Tonight I have plans with friends, two of the smartest, most compassionate women I know.
It’s funny, I don’t really relate to the traditional idea of “Girl’s Night Out”, i.e. let’s go get hammered and diss every man who’s ever done us wrong. Never been a girly-girl. Don’t like going to the hairdresser or the manicurist. My favourite shoes are my purple Chuck Taylors. I’m horribly uncomfortable playing weird games at wedding showers. If I like your baby, I might want to hold him, but don’t try to make me, and no, it DOESN’T make me “want to have another one”. Are you fucking NUTS?
What I DO like is witty conversation, laughing, sharing the insane joy in our lives, supporting each other through our troubles. Talking about ideas, not gossiping about people. What have you read lately, what are you thinking? What’s making you happy right now? What’s pissing you off?
One of these woman I’ve been friends with since the sixth grade. She was my maid of honour at my wedding (not her fault that that didn’t pan out…). We’ve never had an argument. She is one of the most intelligent people I know, and reads stuff for pleasure that you and I struggled with as required reading in university. She’s deep and caring, and gives tirelessly of herself to everyone around her, both in her career and to her family and friends.

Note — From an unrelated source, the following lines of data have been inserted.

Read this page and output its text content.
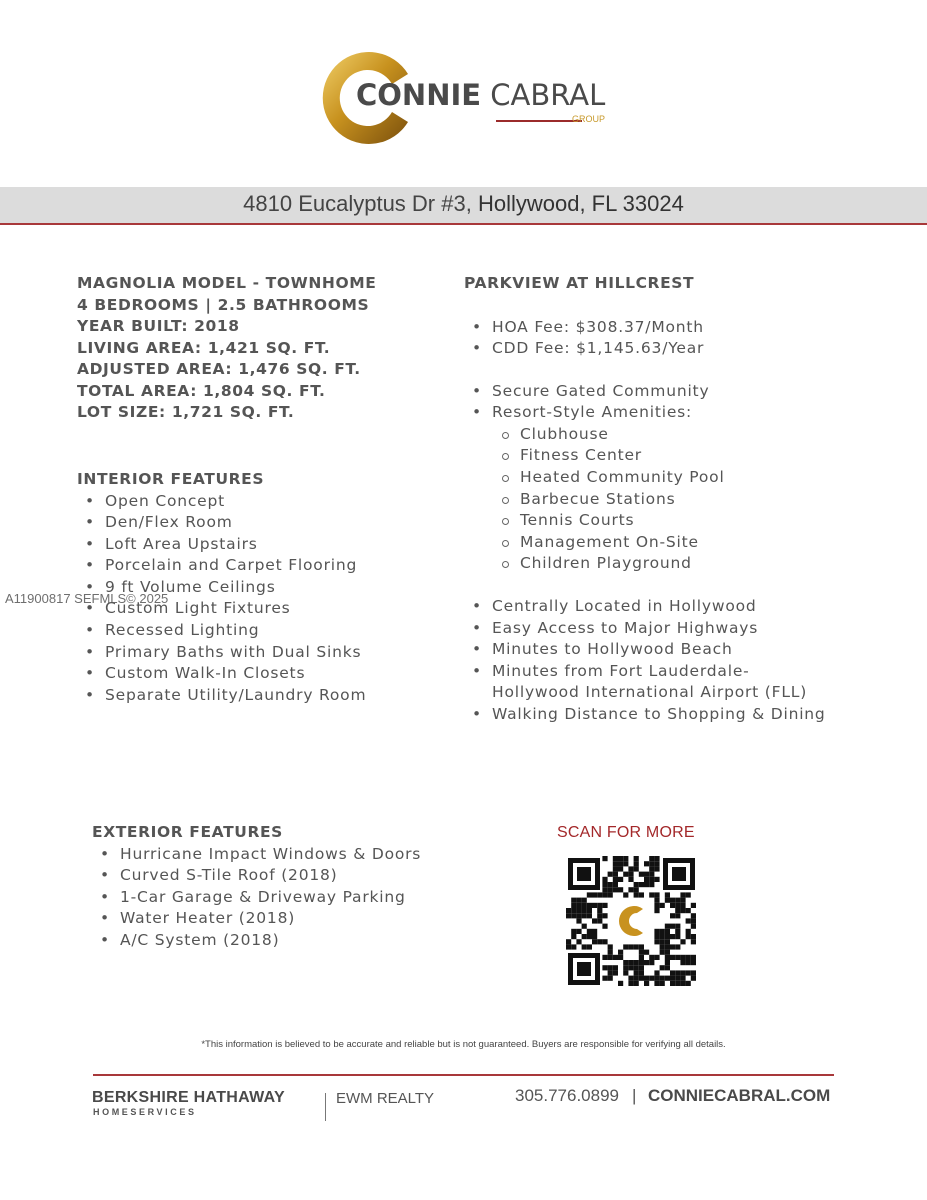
CONNIE CABRAL
GROUP
4810 Eucalyptus Dr #3, Hollywood, FL 33024
MAGNOLIA MODEL - TOWNHOME
4 BEDROOMS | 2.5 BATHROOMS
YEAR BUILT: 2018
LIVING AREA: 1,421 SQ. FT.
ADJUSTED AREA: 1,476 SQ. FT.
TOTAL AREA: 1,804 SQ. FT.
LOT SIZE: 1,721 SQ. FT.
INTERIOR FEATURES
• Open Concept
• Den/Flex Room
• Loft Area Upstairs
• Porcelain and Carpet Flooring
• 9 ft Volume Ceilings
• Custom Light Fixtures
• Recessed Lighting
• Primary Baths with Dual Sinks
• Custom Walk-In Closets
• Separate Utility/Laundry Room
PARKVIEW AT HILLCREST
• HOA Fee: $308.37/Month
• CDD Fee: $1,145.63/Year
• Secure Gated Community
• Resort-Style Amenities:
Clubhouse
Fitness Center
Heated Community Pool
Barbecue Stations
Tennis Courts
Management On-Site
Children Playground
• Centrally Located in Hollywood
• Easy Access to Major Highways
• Minutes to Hollywood Beach
• Minutes from Fort Lauderdale-Hollywood International Airport (FLL)
• Walking Distance to Shopping & Dining
A11900817 SEFMLS© 2025
EXTERIOR FEATURES
• Hurricane Impact Windows & Doors
• Curved S-Tile Roof (2018)
• 1-Car Garage & Driveway Parking
• Water Heater (2018)
• A/C System (2018)
SCAN FOR MORE
*This information is believed to be accurate and reliable but is not guaranteed. Buyers are responsible for verifying all details.
BERKSHIRE HATHAWAY
HOMESERVICES
EWM REALTY	305.776.0899 | CONNIECABRAL.COM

The other is a more recent friend, I’m trying to recall how long – less than ten years, at any rate. She’s also incredibly brainy, and compassionate to the point where I think the world is sometimes too painful for her to contemplate. Her heart is on her sleeve, and everyone who knows her loves her, but she doesn’t even know it.
The interesting thing is, they have a lot in common, these two. We had planned a trip together a few months ago, but it turned out that due to a family emergency, only two of us could go, which was a drag. So, they’ve never actually met, these two. It’s one of those “gee, I love them both so much, what if they don’t get along” scenarios.
I just can’t see it happening though. As friend M commented about a mutual new colleague “I LOVE her. She’s one of us, Lynne.” And I know what she means. Not “one of us” in a cliquish, snobbish sense, but quite the opposite. It doesn’t take money, status or beauty to be “one of us”. It just takes a similar, joyful, intelligent worldview.
I have so many female friends who are “one of us”. We gravitate towards each other, and support each other. That’s how the world works, not through pettiness, gossip and jealousy, but through mutual feminine admiration and support. Women, we’re making the world a kinder, fairer, gentler place, all together. No longer divided by our relative “worth” as determined by another gender, we’re much freer now to call the shots and impose our own values on the world around us.
I love being “one of us”. We’re pretty fucking awesome.